By Danny Sellers
Since when did marketing mean selling door to door? Is 100% commission a fit for you? Do you like sitting at a desk for 9 hours a day? Is working from home too much freedom?
Jobs I like vs Jobs that like me is a post on job experience and Professional development. This can be absorbed from both the college student and the young professional.
Often the job hunt will have you stuck and confused. With a degree in one hand and resume in the other, many people are left still feeling less than prepared. For a job that you like, you might not know what it really takes to get the nod. More and more people are graduating from great undergraduate programs across the world. And Graduate degrees, are getting pretty common too. Especially after the market tanked and forced people to reevaluate their career paths just a few years ago. The job market is more competitive than ever and I don’t see it getting any easier. The “It’s not you, It’s me” feeling can happen to an employee at any stage of experience. I wanted to walk through some of these stages that I’ve seen first hand either it be myself or friends or colleagues of mine.
College Grads “Deer in Headlights”
No longer are the days of getting a bachelor degree an automatic key to landing a job of your desire. As universities grow and the workforce in America changes, more and more people are earning their bachelor degrees. Making that piece of paper worth effectively less. Employers are looking for experience. YES, AS A BRAND NEW ALUMNI, COMPANIES WANT TO SEE EXPERIENCE. I know, It’s not really fair or doesn't make a whole lot of sense but it is true. So how do you combat that? Internships! Internships are the major keys to successfully landing jobs that you like. As early as freshman year, getting experience is vital to gaining the edge on other students. Even getting a part-time gig during the semester with relevant ties to your field of choice will help. Get those logos (on your resume)! You want to be able to at least tell a story around your studies, when speaking to a recruiter at your dream job.
Young Professional “Oh I guess I’m still Entry-Level, Coo Coo”
Yes, One year out of school, while might feel like it’s forever isn’t a whole lot of experience. Looking at a lot of job posts on LinkedIn and various sites, 3-4 years is when you start to see mid level positions open up. Many of our first jobs might not be the field we want to be in long term. So only having a couple years of experience then pivoting fields can be detrimental to climbing the corporate ladder as soon as possible. So what can you do to promote yourself and your experience? Make your own experience! Start your own side hustle that’s tangible enough to talk about in a professional setting. Thought Leadership is valued in our generation, being able to show this is huge I feel. A business of your own will do a couple things. 1 it will teach you during your own time the basics of your desired field. 2 it will give you a talking point during your interview to speak about. Example, if you’re in accounting but want to get into graphic design. Start a side hustle consisting of doing flier design for events.
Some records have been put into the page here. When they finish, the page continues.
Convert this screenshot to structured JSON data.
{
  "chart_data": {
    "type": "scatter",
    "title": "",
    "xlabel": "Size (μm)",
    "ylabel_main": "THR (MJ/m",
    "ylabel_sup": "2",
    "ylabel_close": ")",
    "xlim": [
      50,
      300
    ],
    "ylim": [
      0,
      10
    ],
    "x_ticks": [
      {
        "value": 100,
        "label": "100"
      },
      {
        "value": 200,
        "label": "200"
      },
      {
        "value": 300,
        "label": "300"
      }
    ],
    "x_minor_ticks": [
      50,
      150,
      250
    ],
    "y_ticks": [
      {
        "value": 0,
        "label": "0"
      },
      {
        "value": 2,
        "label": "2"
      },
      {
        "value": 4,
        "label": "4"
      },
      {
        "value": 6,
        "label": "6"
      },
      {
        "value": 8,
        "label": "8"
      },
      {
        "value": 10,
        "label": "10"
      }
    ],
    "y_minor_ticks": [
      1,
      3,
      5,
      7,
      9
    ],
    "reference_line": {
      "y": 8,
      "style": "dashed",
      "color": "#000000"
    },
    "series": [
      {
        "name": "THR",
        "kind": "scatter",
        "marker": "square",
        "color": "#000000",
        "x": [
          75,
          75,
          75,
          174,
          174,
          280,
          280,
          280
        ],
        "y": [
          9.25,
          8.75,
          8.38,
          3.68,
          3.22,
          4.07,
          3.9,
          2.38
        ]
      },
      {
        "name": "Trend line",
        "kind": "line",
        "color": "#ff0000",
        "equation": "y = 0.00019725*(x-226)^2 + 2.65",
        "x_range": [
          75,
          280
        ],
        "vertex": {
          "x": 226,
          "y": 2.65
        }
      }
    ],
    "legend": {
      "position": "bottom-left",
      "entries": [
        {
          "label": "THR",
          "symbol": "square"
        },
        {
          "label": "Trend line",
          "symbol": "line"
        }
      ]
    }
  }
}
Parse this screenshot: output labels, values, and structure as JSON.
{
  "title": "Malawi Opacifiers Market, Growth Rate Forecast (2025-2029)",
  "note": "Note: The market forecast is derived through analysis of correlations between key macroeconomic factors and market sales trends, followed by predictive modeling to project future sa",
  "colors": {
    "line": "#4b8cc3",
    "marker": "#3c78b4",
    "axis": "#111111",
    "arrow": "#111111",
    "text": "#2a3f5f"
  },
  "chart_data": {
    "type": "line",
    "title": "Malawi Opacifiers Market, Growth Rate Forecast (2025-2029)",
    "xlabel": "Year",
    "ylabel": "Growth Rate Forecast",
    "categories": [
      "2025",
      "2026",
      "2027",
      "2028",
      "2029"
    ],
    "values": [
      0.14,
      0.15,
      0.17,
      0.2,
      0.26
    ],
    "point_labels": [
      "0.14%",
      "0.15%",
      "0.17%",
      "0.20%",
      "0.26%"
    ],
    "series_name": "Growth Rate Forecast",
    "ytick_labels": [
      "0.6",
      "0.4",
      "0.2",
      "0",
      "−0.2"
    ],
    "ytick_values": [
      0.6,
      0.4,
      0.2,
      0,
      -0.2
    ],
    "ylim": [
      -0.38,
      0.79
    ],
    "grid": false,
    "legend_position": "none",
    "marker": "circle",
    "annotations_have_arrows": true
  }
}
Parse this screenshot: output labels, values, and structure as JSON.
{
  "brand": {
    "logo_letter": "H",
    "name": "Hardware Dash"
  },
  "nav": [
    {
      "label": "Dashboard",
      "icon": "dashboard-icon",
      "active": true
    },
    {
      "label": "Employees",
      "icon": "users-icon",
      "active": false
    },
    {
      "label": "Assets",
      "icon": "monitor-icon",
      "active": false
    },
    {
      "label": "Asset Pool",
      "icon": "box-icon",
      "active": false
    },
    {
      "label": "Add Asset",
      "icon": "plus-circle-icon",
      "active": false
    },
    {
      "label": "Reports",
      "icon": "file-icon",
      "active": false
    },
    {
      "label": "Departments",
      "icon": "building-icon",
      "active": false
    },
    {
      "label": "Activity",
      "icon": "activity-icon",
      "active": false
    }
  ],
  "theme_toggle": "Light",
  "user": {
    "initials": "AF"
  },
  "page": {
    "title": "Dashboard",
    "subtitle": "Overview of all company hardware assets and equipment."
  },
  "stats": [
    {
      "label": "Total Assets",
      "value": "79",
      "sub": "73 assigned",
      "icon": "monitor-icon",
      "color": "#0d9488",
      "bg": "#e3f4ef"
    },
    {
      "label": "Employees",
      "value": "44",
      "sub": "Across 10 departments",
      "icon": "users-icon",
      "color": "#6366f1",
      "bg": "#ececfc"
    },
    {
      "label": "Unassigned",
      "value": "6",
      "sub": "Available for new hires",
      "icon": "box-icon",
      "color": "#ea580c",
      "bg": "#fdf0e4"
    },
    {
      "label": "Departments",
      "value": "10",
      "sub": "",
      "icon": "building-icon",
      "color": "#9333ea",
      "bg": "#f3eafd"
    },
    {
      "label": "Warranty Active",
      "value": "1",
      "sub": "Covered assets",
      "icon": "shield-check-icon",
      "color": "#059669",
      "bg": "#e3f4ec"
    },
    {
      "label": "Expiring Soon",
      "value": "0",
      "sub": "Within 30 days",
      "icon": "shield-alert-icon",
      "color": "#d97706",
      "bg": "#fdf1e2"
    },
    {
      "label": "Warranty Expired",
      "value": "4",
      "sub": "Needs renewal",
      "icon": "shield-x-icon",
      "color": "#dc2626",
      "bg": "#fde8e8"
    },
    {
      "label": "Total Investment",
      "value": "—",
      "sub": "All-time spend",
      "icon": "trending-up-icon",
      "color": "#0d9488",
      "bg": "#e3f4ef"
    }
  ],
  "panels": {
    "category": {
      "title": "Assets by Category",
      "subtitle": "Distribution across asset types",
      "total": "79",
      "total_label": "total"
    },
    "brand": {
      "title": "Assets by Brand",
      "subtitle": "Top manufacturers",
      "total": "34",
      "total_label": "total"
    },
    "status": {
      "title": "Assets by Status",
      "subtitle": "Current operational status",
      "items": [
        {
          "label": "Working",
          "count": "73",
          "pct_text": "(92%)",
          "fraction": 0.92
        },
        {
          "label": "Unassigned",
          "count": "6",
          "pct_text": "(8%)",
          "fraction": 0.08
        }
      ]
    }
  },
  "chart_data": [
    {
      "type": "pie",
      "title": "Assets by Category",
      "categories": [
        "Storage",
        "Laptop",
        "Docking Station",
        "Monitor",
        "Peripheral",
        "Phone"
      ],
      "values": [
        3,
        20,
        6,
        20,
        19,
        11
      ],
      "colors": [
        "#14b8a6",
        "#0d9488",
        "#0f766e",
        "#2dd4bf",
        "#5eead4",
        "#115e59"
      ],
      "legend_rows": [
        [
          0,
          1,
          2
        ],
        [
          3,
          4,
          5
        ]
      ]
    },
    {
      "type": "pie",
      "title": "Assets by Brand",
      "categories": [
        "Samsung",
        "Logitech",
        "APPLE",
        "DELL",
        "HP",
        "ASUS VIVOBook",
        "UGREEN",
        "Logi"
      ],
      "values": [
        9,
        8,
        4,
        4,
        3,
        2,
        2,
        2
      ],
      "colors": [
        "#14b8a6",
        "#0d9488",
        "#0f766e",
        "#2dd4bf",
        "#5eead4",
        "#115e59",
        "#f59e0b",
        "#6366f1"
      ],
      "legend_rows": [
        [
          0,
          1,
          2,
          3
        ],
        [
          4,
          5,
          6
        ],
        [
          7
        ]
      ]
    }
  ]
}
Stuck Professional “Get off the Couch and Apply Today!”
Your job might have been something you liked at one point but now you’re stuck with no real way up. If you think you’re in the right industry and just feel stuck, try going back to school either full or part-time. Unless you’re name is J, Dre or Pepper, the only way you’re gonna be a doctor is via another degree. If you see a clear path in your current industry and that credential is the main thing between you two, then just go for it. Sometimes hard work and skill will only get you so far. Sometimes that graduate degree is really the only way. The graduate degree isn’t the sure fire way to the top. But it’s commonly becoming a necessity in your tool belt to build the latter to the job you like.
Mimic peer’s resumes “The Melania Trump”
The resume is the first window view of you as a professional. That impression can easily be the only impression if your best foot isn’t put forward. If you are stuck, ask somebody that just got a job in your desired field to see their resume. From there you can easily steal their format and other skills they highlighted on. Strive to match their experience. Objectify your skills and put points on the board. If you are taking part in activities outside of work like fraternities, volunteering organizations, or even civil/community organization, be able to articulate what you are doing in these organization. If you are partaking in something in your free time, I’d probably guess that it’s something you like. Hence, relevant to "a job that you like".
Social media is a huge medium that is only growing. This can easily be a platform that you use to display your rising expertise in your desired field. Start following prominent companies in your desired field on social media, I would bet that you learn more one-off pieces of news about the industry faster than you ever did before. In return, regurgitate your newly found facts to your followers so that they see you in that same light.
Show Thought Leadership in your desired field. Right now Jobs that like you might be the “where my hug at?" type. Through showing your ability to think effectively, manufacture content and expound upon existing ideals will get you the job that “that texts back”. As early as possible, put yourself in the position to get the one that you like. There are so many opportunities out here, as long as you position yourself to win.